The senior RSS activist added that the perceived TINA (there is no alternative) factor surrounding Prime Minister Narendra Modi helped the BJP overcome the challenges it faced in various constituencies. Frontline’s interactions with a cross section of the Uttarakhand electorate between the polling date (April 11) and the counting date (May 23) also underscored the significance of the BJP’s organisational machinery and the TINA factor in shaping the election outcome. Even those who did not take to the muscular nationalism campaign ultimately came round to the view that there was no alternative to Modi. The BJP-Sangh Parivar cadres were crucial in bringing this about through their constant interactions with the electorate.
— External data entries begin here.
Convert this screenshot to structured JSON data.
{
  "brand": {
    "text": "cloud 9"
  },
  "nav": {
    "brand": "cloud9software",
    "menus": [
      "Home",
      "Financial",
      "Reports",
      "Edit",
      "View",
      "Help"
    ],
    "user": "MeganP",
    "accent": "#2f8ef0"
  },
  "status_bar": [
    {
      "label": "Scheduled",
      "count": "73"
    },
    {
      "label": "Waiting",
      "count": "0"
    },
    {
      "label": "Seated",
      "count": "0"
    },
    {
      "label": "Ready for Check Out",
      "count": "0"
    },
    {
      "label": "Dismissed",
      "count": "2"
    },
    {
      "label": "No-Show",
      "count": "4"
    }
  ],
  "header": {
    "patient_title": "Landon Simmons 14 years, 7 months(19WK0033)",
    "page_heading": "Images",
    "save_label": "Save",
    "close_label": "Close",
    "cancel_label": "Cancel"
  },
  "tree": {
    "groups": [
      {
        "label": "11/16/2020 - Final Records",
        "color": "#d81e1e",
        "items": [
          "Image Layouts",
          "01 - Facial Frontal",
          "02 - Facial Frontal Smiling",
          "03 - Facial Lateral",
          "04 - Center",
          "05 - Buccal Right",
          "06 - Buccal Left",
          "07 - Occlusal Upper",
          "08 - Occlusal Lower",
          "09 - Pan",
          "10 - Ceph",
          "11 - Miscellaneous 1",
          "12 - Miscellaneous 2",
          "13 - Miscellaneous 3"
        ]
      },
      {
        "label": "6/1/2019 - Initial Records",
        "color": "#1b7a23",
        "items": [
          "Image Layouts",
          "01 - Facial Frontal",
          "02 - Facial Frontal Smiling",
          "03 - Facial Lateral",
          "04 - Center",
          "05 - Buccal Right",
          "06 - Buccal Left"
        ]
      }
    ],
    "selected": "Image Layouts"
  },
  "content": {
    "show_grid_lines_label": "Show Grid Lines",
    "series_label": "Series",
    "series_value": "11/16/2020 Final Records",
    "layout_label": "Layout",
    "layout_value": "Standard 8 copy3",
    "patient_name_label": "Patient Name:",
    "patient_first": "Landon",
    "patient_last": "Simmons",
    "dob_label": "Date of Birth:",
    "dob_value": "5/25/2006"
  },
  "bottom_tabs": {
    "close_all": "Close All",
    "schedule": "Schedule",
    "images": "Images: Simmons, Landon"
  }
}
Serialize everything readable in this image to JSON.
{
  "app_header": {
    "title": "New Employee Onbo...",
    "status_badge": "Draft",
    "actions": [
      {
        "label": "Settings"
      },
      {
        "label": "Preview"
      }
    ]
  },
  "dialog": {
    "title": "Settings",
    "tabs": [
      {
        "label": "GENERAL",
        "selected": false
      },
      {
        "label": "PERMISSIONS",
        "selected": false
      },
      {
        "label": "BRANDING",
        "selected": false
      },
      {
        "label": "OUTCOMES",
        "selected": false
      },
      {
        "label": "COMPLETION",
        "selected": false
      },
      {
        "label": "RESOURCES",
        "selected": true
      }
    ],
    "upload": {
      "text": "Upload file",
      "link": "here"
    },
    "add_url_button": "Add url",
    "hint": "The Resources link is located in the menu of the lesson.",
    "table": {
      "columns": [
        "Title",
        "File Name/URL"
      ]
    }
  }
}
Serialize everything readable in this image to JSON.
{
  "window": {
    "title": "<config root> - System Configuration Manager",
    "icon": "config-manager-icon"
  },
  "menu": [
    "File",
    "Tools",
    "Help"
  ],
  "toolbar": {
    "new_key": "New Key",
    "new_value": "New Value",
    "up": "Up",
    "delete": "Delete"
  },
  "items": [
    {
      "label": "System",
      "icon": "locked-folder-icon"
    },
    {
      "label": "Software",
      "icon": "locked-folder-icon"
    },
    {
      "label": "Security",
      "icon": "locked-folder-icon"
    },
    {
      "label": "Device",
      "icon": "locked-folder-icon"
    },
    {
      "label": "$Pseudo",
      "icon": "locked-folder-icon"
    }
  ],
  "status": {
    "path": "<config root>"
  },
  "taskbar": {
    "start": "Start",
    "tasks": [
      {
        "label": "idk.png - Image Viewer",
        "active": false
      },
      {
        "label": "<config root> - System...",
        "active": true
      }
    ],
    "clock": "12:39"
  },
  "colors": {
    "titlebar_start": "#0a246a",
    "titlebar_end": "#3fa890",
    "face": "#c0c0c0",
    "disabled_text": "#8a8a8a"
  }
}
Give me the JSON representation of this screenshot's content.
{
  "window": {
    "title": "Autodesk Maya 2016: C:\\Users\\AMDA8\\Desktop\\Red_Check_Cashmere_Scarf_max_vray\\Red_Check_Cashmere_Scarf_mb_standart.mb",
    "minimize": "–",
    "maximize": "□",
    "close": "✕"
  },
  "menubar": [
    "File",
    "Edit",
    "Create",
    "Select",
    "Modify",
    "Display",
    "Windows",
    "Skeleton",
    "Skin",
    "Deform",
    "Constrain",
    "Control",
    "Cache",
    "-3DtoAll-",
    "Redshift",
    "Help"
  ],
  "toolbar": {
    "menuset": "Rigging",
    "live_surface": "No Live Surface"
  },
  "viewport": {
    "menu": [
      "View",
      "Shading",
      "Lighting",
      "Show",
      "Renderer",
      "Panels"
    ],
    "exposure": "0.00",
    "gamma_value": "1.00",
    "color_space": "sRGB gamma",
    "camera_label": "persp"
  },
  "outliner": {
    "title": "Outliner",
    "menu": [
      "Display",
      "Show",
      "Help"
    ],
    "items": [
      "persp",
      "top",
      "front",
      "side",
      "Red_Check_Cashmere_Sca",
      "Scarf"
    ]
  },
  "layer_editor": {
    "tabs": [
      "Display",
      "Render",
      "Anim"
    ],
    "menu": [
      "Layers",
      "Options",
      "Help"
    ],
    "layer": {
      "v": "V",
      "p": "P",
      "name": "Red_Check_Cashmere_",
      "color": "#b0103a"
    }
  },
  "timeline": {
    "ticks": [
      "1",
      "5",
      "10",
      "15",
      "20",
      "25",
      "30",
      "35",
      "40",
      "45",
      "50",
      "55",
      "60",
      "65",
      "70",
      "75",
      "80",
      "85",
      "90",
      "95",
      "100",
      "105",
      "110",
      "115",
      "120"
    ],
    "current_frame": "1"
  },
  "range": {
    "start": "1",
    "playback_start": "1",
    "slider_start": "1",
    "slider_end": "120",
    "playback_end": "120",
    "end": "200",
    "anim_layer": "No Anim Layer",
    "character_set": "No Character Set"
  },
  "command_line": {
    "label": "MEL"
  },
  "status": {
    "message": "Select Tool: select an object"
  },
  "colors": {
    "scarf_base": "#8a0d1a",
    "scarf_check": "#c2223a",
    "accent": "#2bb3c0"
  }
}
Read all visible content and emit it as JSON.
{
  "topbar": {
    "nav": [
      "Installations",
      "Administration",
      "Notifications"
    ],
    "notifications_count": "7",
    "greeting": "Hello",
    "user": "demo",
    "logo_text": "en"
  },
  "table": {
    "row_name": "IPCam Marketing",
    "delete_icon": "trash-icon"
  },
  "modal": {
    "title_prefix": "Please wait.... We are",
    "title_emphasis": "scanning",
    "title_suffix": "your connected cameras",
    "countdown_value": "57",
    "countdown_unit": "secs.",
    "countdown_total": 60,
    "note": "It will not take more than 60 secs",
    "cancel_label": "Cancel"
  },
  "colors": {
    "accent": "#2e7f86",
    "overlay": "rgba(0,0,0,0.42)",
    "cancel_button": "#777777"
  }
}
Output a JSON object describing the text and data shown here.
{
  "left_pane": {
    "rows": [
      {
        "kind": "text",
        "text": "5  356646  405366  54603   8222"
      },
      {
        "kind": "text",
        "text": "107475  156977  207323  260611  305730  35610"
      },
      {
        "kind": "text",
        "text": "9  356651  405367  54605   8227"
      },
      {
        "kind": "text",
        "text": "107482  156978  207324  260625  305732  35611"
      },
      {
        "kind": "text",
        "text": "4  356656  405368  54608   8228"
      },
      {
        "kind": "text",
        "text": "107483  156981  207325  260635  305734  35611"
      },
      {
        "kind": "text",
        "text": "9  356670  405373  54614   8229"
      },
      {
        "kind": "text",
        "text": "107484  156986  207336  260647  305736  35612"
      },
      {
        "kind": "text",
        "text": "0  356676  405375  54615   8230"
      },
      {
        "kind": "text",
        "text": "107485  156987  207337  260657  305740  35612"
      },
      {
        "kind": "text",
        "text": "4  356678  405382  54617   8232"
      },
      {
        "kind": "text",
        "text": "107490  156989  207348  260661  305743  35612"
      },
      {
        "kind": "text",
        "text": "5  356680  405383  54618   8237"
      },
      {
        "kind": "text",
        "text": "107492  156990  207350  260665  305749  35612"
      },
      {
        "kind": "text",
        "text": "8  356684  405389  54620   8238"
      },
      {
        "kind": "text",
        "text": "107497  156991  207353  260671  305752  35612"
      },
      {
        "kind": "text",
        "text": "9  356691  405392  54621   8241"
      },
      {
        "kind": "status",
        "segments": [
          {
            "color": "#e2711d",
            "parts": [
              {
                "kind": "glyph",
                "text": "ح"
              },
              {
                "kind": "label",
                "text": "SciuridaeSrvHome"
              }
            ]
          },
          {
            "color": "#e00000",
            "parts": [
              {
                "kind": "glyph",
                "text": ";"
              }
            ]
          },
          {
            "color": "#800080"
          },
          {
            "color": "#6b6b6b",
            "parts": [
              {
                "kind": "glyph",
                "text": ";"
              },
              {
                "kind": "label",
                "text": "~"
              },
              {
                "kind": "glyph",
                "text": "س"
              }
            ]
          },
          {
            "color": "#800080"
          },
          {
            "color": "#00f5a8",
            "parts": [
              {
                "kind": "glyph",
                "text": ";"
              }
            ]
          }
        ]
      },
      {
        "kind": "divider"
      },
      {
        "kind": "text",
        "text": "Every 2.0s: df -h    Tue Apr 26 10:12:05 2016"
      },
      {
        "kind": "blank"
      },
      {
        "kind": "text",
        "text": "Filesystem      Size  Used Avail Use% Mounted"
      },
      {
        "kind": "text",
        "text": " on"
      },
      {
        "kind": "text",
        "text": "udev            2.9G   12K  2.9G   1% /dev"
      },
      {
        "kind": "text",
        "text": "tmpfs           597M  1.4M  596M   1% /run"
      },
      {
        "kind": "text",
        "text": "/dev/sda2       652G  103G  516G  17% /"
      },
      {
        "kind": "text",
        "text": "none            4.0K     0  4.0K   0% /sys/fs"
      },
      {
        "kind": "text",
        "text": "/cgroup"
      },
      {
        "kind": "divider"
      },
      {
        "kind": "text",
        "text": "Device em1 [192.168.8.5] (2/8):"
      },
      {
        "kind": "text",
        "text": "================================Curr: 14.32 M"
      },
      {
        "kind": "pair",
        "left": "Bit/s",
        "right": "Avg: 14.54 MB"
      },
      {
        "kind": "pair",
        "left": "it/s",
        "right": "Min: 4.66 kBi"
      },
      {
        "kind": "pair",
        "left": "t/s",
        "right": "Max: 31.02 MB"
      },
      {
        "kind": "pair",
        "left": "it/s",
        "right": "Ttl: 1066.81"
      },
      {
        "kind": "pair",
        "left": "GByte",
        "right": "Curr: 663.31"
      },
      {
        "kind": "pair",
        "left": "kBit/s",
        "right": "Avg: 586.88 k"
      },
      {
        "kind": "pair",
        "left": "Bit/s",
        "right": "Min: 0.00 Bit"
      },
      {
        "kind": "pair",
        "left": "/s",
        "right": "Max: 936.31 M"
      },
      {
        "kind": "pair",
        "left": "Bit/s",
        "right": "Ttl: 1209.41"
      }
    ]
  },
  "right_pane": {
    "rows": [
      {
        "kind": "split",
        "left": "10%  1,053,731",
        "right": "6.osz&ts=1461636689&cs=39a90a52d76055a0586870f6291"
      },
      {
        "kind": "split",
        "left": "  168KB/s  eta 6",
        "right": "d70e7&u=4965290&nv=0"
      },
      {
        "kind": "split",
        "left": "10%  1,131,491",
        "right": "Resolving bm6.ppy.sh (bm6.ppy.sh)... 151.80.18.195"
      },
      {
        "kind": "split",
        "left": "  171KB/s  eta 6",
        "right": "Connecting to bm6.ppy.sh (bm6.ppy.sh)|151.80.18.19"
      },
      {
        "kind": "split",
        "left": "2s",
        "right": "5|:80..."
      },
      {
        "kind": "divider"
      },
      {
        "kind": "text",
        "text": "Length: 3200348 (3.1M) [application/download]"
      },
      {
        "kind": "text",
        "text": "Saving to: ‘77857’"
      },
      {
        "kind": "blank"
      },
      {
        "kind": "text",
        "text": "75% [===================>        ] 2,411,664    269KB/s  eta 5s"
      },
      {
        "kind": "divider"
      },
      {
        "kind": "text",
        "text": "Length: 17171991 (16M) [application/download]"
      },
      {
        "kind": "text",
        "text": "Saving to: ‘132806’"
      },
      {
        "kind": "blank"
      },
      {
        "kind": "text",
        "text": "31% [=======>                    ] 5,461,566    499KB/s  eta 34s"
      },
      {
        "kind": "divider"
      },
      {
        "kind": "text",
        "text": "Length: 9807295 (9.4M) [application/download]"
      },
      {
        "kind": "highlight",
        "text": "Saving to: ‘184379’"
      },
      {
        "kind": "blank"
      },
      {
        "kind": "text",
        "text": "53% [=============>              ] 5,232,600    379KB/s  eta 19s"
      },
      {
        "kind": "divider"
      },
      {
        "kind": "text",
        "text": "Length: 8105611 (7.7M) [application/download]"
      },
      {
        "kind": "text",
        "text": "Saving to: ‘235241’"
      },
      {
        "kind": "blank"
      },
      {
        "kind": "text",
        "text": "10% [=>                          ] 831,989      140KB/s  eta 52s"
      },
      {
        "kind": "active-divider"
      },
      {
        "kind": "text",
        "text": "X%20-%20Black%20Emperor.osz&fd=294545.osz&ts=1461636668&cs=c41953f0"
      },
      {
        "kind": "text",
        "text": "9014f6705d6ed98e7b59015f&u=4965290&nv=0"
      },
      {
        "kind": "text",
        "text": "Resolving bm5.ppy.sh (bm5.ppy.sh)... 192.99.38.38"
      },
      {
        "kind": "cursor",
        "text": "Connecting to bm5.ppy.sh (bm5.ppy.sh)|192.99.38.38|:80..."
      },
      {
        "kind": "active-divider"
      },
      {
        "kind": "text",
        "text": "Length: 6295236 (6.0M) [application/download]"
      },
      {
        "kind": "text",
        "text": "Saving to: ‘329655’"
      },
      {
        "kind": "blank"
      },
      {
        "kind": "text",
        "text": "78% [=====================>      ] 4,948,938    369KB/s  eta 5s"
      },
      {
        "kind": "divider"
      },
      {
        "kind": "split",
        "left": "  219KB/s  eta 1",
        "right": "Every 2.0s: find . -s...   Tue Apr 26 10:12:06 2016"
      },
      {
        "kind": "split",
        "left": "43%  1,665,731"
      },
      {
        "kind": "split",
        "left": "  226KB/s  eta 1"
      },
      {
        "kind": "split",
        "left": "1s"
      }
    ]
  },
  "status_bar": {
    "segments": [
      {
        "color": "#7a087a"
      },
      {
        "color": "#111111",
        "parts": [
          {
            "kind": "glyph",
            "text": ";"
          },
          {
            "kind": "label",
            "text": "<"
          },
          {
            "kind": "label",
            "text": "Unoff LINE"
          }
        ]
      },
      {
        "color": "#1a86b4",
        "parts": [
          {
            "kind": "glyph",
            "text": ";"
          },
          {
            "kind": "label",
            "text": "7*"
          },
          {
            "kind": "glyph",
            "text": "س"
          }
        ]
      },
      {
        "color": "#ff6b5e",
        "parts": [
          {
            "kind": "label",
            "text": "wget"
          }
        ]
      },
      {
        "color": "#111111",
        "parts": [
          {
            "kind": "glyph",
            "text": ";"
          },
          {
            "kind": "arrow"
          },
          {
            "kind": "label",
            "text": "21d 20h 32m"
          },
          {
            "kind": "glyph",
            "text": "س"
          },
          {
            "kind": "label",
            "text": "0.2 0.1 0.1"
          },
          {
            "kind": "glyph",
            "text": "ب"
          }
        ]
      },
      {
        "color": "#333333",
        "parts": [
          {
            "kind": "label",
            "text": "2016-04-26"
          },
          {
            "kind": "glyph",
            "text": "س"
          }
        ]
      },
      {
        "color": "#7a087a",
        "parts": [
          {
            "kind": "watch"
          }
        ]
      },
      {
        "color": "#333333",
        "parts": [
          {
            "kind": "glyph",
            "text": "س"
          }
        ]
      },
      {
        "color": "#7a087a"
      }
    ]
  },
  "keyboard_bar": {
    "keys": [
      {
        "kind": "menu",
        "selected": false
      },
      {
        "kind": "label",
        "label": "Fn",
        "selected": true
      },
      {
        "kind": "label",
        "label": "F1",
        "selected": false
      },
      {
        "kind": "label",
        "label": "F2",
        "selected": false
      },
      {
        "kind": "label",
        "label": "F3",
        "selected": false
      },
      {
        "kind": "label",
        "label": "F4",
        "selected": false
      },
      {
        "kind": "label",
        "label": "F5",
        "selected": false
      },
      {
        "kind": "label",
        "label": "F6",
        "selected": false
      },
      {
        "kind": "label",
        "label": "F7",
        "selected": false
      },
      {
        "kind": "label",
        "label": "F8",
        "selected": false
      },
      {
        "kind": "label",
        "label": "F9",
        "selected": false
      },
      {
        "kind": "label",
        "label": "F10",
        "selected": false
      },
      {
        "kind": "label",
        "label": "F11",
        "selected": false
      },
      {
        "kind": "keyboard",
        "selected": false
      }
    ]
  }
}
In the last week of March, Frontline interacted with a group of Dehradun-based engineering college students hailing from different parts of Uttarakhand and western Uttar Pradesh. At that time, all of them felt that the BJP leadership was going overboard with its muscular nationalism narrative. In particular, they criticised the Prime Minister’s March 27 address to the nation about the Anti-Satellite (ASAT) test and his later assertion at political rallies that “he had the courage to conduct surgical strikes on land, air and in space” as “nautanki” (histrionics). However, when Frontline spoke to a few of them over phone after the polling, they said they eventually decided to go with “Modi again as Prime Minister” because they found no credible alternative among opposition leaders.

The election outcome once again validates the RSS categorisation of Uttarakhand as a State “predestined for victory” on account of its demographics. The State is dominated by upper-caste communities such as Thakurs (30 per cent) and Brahmins (22 per cent). These communities form the traditional vote base for the BJP. Moreover, the swelling of the BJP’s vote share to above 60 per cent shows that it has made significant inroads and consolidated its position among Other Backward Classes (OBC) such as Yadavs and Kurmis and various Dalit groups, who cumulatively add up to 32 per cent of the population.

The influence of the faction-ridden Congress on voters is on a steady decline in the State. With the BJP going from strength to strength, the Congress faces formidable challenges on its path to revival.